• Quiconque est historiquement l'agglutination de l'ancien français qui qui onques ou qui qu'onques (proprement « quel que soit jamais celui qui »), qui a été rapproché du latin quicumque (« qui que ce soit, n'importe qui ») et a perdu le -s adverbial (en même temps que le sens de onques « jamais »).

    En français moderne, il s'agit d'un pronom relatif employé dans le registre soutenu avec le sens de « celui, quel qu'il soit, qui ; toute personne qui » et qui présente la particularité de ne jamais avoir d'antécédent (1). Surtout, nous mettent en garde l'Académie, Georgin, Capelovici et Girodet, quiconque ne peut être que sujet d'une proposition relative (en l'occurrence, celle qu'il introduit et dont le verbe est à l'indicatif, voire au conditionnel).

    Quiconque rira aura affaire à moi (Molière).

    Est passible d'emprisonnement quiconque se rend coupable d'un crime.

    Je m'adresserai à quiconque voudra m'aider (mais non : Adressez-vous à quiconque vous appréciez).

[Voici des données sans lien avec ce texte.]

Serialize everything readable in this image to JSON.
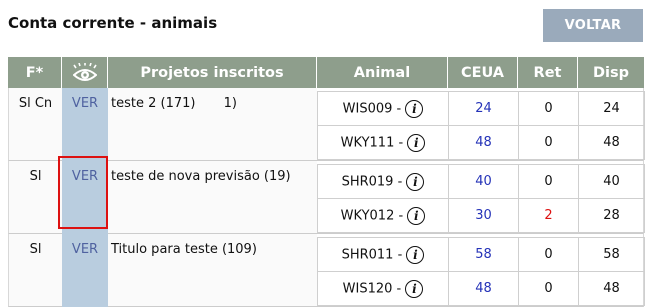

    Il briserait comme une paille quiconque résisterait (Zola).

    Dans ces exemples, on le voit, quiconque appartient à deux propositions différentes : la subordonnée (en tant que sujet) et la principale (en tant qu'élément du sujet ou du complément).

    Seulement voilà : dans la dernière édition de son Dictionnaire, l'Académie se montre moins tatillonne et admet désormais l'emploi − jusque-là condamné par les puristes mais attesté par les meilleurs écrivains (2) − de quiconque comme pronom indéfini. Quiconque n'appartient plus alors qu'à une seule proposition et signifie, comme sujet (surtout dans des propositions comparatives elliptiques) ou comme complément, « n'importe qui, qui que ce soit ; personne » : « Défense absolue de parler à quiconque. Je suis aussi sensible que quiconque à ce genre d'argument. Il sait mieux que quiconque tirer son épingle du jeu » (neuvième édition du Dictionnaire de l'Académie, 2011), « Pourquoi ne les invite-t-il pas à souper, comme ferait quiconque à sa place ? » (Montherlant, 1947).

    Robert Le Bidois s'étonne que « cette manière de dire sans titre valable et sans exactitude se soit [...] tant répandue ». Ceux qui souhaitent s'en tenir à l'usage classique pourront conserver à quiconque son statut de relatif en écrivant :

    Défense absolue de parler à qui que ce soit.

    Je suis aussi sensible que n'importe qui à ce genre d'argument.

    Il sait mieux que personne tirer son épingle du jeu.

     

    (1) Ce n'était pas toujours le cas dans l'ancienne langue : « Tous ceulz quiconques [= tous ceux qui, quels qu'ils soient] hors raison ont et possedent [aucune tele chose] » (Nicole Oresme, vers 1370).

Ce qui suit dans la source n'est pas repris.